Dengan langkah kaki yang masih berat, mereka menuju tepian pantai, menyambut sang mentari yang mulai menyapa ufuk timur. Di kejauhan, terlihat puluhan orang dan dua perahu Kengkang yang memuat Seke, sebuah alat tangkap ikan tradisional yang terbuat dari bambu, ijuk, kayu nibong, dan janur kelapa.
Diiringi doa dan harapan, para nelayan yang tergabung dalam kelompok (semacam kelompok nelayan) Seke Malekaheng mendayung perahu mereka dengan penuh semangat. Kekompakan dan irama yang seirama menjadi kunci utama dalam tradisi ini. Jaring yang terbuat dari bambu dan janur pun direntangkan, siap menjerat ikan-ikan yang berlimpah di lautan.
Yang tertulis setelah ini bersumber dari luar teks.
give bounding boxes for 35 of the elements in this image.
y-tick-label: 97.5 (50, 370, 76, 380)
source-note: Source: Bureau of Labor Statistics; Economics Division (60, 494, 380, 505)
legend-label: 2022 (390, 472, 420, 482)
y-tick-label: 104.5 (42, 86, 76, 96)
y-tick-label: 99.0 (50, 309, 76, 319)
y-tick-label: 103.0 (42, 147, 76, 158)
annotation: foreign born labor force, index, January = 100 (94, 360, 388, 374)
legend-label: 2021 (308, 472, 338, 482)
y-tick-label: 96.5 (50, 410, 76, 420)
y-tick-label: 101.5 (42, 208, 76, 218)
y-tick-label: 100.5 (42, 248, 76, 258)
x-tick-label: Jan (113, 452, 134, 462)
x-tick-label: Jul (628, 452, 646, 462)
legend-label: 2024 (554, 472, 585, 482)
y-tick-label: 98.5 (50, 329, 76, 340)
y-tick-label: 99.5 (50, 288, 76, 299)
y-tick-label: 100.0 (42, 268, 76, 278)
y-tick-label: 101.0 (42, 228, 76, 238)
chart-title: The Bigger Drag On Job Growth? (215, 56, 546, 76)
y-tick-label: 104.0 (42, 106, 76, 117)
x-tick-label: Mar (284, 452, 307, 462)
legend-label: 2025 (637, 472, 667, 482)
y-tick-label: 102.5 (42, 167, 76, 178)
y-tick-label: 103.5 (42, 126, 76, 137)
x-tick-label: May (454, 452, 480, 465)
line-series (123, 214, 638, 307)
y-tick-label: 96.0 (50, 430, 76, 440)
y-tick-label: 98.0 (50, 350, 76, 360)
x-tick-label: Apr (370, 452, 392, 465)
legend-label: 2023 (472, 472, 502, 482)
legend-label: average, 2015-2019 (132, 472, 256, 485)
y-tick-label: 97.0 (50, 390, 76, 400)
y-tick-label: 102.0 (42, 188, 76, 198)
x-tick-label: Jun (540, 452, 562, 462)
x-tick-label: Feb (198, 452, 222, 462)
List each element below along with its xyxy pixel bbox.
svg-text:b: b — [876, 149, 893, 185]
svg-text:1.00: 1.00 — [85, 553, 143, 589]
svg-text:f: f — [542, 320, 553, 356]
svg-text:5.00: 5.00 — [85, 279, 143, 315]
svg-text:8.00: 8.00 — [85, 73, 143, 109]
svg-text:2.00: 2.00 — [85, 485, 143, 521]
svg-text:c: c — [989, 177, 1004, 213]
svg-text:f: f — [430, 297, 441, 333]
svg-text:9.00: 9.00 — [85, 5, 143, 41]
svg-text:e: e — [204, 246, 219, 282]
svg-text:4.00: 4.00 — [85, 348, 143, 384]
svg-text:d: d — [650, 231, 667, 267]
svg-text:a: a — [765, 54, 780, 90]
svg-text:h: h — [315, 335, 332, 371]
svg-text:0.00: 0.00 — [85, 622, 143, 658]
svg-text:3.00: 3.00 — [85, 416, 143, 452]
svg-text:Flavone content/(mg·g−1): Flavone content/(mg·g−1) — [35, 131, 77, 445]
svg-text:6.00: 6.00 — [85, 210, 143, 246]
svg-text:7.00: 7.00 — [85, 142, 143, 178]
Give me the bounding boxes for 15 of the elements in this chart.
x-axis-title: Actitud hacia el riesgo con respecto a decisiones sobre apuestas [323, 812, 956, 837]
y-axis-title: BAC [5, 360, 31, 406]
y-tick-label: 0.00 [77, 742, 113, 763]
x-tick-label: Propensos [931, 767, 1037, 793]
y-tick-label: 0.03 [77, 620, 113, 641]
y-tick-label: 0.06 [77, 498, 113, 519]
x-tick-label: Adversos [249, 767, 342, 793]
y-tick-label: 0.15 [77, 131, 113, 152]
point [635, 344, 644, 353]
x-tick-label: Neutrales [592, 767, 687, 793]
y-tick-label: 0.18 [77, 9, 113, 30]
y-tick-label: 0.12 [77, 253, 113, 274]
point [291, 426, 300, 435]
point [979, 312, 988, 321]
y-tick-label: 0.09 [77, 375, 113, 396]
Setelah beberapa jam berjibaku dengan arus untuk menarik Seke, jerih payah mereka terbayar lunas. Ribuan ikan terperangkap dan berhasil diarahkan ke bibir pantai. Sorak-sorai kegembiraan menggema di angkasa, menggemakan rasa syukur atas limpahan rezeki dari Sang Pencipta.
Penjabat Bupati Sangihe, Albert Huppy Wounde, terkagum-kagum menyaksikan keunikan tradisi menangkap ikan hanya dengan menggunakan alat tradisional itu. Wounde menjadi saksi kebangkitan kembali tradisi yang sebenarnya sudah berakhir tahun 1980-an.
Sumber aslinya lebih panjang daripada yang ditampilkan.